Lecture One Hundred and Sixty-Sixth
Jeremiah 46:13 | |
13. The word that the LORD spake to Jeremiah the prophet, how Nebuchadrezzar king of Babylon should come and smite the land of Egypt. | 13. Sermo quem locutus est Jehova ad Jeremiam Prophetam ad veniendum (vel, de veniendo,) de adventu Nabuchadnezer regis Babylonis ad percutiendam terram Aegypti. |
The former prophecy was respecting the slaughter of the Egyptian army, when Pharaoh came to assist the Assyrians, with whom he was then confederate. But this prophecy extends farther; for Jeremiah declares that the Egyptians themselves would have their turn; for we know even from other Prophets, that punishment had been denounced on them, (and Ezekiel pursues this subject through many chapters,) because they had, by their allurements, deceived the people of God. And God punished them not only for the evils by which they had themselves provoked his wrath, but because they had corrupted the Jews and confirmed them more and more in their obstinacy.

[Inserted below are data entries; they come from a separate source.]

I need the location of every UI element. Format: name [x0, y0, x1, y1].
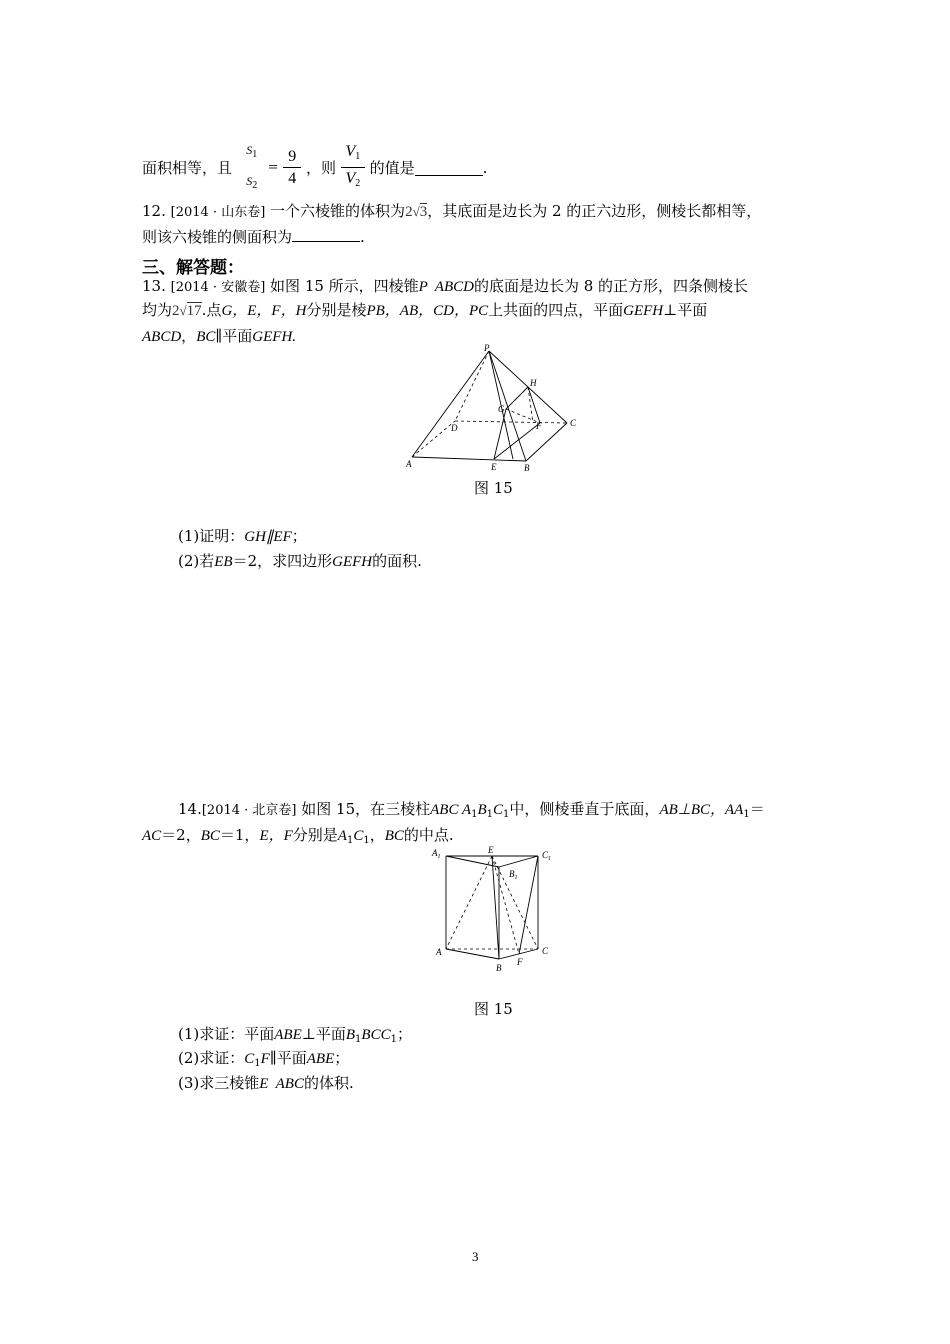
question-14-line-2: AC＝2，BC＝1，E，F分别是$A_1C_1$，BC的中点. [142, 826, 454, 846]
question-14-part-2: (2)求证：$C_1F\parallel$平面ABE； [178, 1049, 350, 1069]
equals-sign: = [267, 160, 279, 175]
label-B1: $B_1$ [509, 869, 518, 881]
question-number: 12. [142, 202, 166, 220]
figure-caption: 图 15 [474, 1000, 513, 1018]
question-13-line-3: ABCD，BC∥平面GEFH. [142, 327, 297, 345]
page-number: 3 [472, 1249, 479, 1264]
ratio-suffix: 的值是 [369, 159, 415, 177]
question-14-line-1: 14.[2014 · 北京卷] 如图 15，在三棱柱ABC $A_1B_1C_1$中，侧棱垂直于底面，AB⊥BC，$AA_1=$ [178, 800, 765, 820]
label-C: C [570, 418, 577, 428]
radical-expression: 2√17 [172, 303, 202, 319]
ratio-mid: ，则 [306, 159, 337, 177]
question-13-part-1: (1)证明：GH∥EF； [178, 527, 307, 545]
fill-in-line-ratio: 面积相等，且 $S_1$ $S_2$ = $\frac{9}{4}$ ，则 $\frac{V_1}{V_2}$ 的值是 . [142, 140, 487, 190]
label-C1: $C_1$ [542, 850, 552, 862]
label-H: H [530, 378, 537, 388]
answer-blank [415, 161, 483, 176]
question-source: [2014 · 山东卷] [170, 205, 266, 220]
label-F: F [536, 421, 542, 431]
label-C: C [542, 946, 549, 956]
question-13-part-2: (2)若EB＝2，求四边形GEFH的面积. [178, 552, 422, 570]
question-12-line-1: 12. [2014 · 山东卷] 一个六棱锥的体积为2√3，其底面是边长为 2 的正六边形，侧棱长都相等， [142, 202, 762, 220]
question-number: 13. [142, 277, 166, 295]
label-G: G [498, 404, 505, 414]
label-B: B [524, 463, 530, 473]
question-number: 14. [178, 800, 202, 818]
question-12-line-2: 则该六棱锥的侧面积为 . [142, 228, 365, 246]
label-B: B [496, 963, 502, 973]
question-source: [2014 · 北京卷] [201, 803, 297, 818]
label-P: P [484, 343, 490, 353]
radical-expression: 2√3 [405, 204, 428, 220]
question-13-line-1: 13. [2014 · 安徽卷] 如图 15 所示，四棱锥P ABCD的底面是边长为 8 的正方形，四条侧棱长 [142, 277, 749, 295]
question-14-part-3: (3)求三棱锥E ABC的体积. [178, 1074, 354, 1092]
label-D: D [451, 423, 458, 433]
question-source: [2014 · 安徽卷] [170, 280, 266, 295]
fraction-s1-s2: $S_1$ $S_2$ [246, 143, 258, 191]
label-A: A [406, 459, 412, 469]
fraction-v1-v2: $\frac{V_1}{V_2}$ [341, 142, 365, 195]
label-F: F [517, 957, 523, 967]
section-heading: 三、解答题： [142, 258, 244, 278]
question-14-part-1: (1)求证：平面ABE⊥平面$B_1BCC_1$； [178, 1025, 412, 1045]
label-E: E [488, 845, 494, 855]
label-E: E [491, 462, 497, 472]
prism-figure [428, 843, 558, 975]
figure-caption: 图 15 [474, 479, 513, 497]
label-A: A [436, 947, 442, 957]
answer-blank [292, 227, 360, 242]
ratio-prefix: 面积相等，且 [142, 159, 233, 177]
fraction-9-4: $\frac{9}{4}$ [283, 147, 301, 190]
question-13-line-2: 均为2√17.点G，E，F，H分别是棱PB，AB，CD，PC上共面的四点，平面GEFH⊥平面 [142, 301, 708, 319]
pyramid-figure [400, 343, 585, 475]
label-A1: $A_1$ [432, 848, 441, 860]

We now then perceive the design of the Prophet: the meaning is, that God, after having executed his judgment on the Israelites and the Jews, would become also the judge of the Egyptians and of other nations. We must further observe, that this prophecy was announced before the city was taken. At the time, then, that the Egyptians were secure, and that the Jews, relying on their aid, thought themselves safe from the violence of Nebuchadnezzar, it was then that this prophecy was delivered. But we see again, that the order of time is not observed as to these prophecies; for he had spoken of the slaughter of the army, in the fourth year of Jehoiakim. And it is probable, though the time is not pointed out here, that the destruction of Egypt had then been predicted; for before Jeremiah began to discharge his prophetic office, Isaiah had spoken against Egypt. Ezekiel, also, when an exile in Chaldea, at the same time confirmed the prophecies of Jeremiah, and said many more things against Egypt. We must however remark, that Jeremiah had not once only prophesied of the ruin of Egypt; for after he was forcibly led there, he confirmed, as we have before seen, what he had said previously.
Jeremiah then had predicted what we read here many years before the taking of the city. But as the Jews disregarded what he had said before, he again confirmed it, when he was in Egypt, though it was not without great danger to his life, for he spared neither the king nor the nation.